Сильвия наконец бочком подобралась к Гертруде:
– Гертруда, могла бы я увидеть…
– Вероника, так ты хочешь, чтобы я подвез тебя?
Гертруда сказала Стэнли:
– Большое спасибо, что пришли. Сердечный от меня привет Джанет. И передайте ей: у нее чудесные хризантемы.
Сильвия договорила:
– Гертруда, если это возможно, я хотела бы увидеть Гая.
На мгновение воцарилась тишина, но тут же гости заговорили между собой, чтобы скрыть чувство неловкости.
Гертруда вспыхнула. Потом ее лицо, губы, глаза выразили возмущение, почти гнев.
– Н-нет, он очень… Он никого не может видеть.
– Я только на несколько минут. Хотела спросить его кое о чем.
– Нет, простите, к Гаю нельзя… он… болен… он не может видеть людей… больше… – Она закрыла глаза ладонями, словно скрывая набежавшие слезы.
– Чертова баба, – сказал в дверях Манфред, обращаясь к Стэнли, – неужели у нее нет никакого такта, никакого сочувствия? Бедная Гертруда…
– Всего на несколько минут, – проговорила Сильвия, сама едва не плача.
– Нет…
– Я должен идти, – сказал Стэнли.
– Думаю, нам всем пора, – сказала миссис Маунт. – Манфред?
– Кто на машине? – спросила Гертруда. – Такая ужасная погода.
– Я, – откликнулся Манфред, – и Стэнли.
– И я, – присоединился Виктор.
– Кто в какую сторону едет? Вы с Манфредом, Вероника?
– Я могу подвезти Сильвию, – сказал Стэнли. – Идемте, Сильвия. Подброшу до метро.
– Простите… но, пожалуйста, поймите меня, – повернулась Гертруда к Сильвии.
– А я заберу Графа, – сказал Виктор, – нам по пути.
– Спасибо всем, что зашли… вы знаете, как много это значит… для нас обоих…
– А Тим… где Тим?
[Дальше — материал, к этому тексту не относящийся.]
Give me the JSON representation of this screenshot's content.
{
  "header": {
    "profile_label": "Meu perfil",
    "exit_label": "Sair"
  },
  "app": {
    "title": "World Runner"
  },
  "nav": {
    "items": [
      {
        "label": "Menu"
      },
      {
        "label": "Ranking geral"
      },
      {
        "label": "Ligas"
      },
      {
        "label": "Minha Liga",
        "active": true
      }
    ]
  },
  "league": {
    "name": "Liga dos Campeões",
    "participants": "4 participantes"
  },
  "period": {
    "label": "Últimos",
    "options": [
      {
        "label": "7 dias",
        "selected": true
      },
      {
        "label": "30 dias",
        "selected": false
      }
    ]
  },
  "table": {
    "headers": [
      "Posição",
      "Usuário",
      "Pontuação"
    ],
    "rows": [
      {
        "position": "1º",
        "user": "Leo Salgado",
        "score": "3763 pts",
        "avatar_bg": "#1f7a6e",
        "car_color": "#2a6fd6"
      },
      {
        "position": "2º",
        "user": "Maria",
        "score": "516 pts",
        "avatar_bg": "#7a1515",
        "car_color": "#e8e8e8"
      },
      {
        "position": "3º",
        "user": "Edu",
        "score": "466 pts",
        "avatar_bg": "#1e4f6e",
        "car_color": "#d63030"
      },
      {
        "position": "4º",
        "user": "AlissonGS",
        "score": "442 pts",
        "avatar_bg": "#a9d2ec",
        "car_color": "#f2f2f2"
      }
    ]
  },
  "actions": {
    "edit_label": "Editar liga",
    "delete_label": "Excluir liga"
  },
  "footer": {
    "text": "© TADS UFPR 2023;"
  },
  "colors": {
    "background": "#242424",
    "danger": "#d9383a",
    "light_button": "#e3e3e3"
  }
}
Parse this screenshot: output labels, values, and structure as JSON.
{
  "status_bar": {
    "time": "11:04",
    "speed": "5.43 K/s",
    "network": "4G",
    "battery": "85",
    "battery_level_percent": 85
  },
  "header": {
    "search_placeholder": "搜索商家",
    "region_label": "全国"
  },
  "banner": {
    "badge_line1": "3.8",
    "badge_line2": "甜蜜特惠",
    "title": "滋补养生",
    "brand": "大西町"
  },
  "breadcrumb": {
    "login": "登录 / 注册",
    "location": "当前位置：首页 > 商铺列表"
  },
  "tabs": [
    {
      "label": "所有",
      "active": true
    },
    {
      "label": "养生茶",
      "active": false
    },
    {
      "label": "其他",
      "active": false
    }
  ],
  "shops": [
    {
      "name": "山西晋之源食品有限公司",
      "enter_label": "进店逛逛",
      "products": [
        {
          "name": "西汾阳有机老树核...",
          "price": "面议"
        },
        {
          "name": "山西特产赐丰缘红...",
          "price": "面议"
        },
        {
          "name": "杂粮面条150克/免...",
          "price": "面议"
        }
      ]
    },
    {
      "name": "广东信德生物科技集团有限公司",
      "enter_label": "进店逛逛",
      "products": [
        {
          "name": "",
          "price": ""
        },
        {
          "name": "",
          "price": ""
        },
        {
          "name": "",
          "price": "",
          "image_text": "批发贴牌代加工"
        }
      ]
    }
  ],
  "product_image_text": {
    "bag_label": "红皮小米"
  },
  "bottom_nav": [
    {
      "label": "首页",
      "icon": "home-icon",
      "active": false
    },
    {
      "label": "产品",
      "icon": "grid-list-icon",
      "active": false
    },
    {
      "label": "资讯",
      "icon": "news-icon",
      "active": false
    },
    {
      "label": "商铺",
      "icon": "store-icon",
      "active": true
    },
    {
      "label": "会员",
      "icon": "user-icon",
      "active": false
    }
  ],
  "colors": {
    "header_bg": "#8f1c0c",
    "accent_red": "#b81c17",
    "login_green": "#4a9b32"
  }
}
Ты тоже можешь поехать со Стэнли, не против, да?
Под напоминания Стэнли не шуметь они на цыпочках вышли в прихожую и принялись разбирать свои пальто. В прихожей пахло мокрой шерстью, на ковре темнели пятна от растаявшего снега. Миссис Маунт села, чтобы надеть боты. Потом все гуськом вышли на улицу. Стэнли и миссис Маунт поцеловали на прощание Гертруду.
Гертруда вернулась в опустевшую гостиную и прикрыла за собой дверь. Подошла к окну и чуть отодвинула занавеси. По-прежнему шел снег. Снаружи приглушенно слышались оживленные голоса гостей, рассаживавшихся по трем машинам.
Графу хотелось бы остаться после того, как остальные ушли, и поговорить с Гертрудой без помех, но он боялся, что Гертруда будет недовольна или другие обратят на это внимание. Граф давно любил Гертруду. Но об этом, конечно, никто не знал.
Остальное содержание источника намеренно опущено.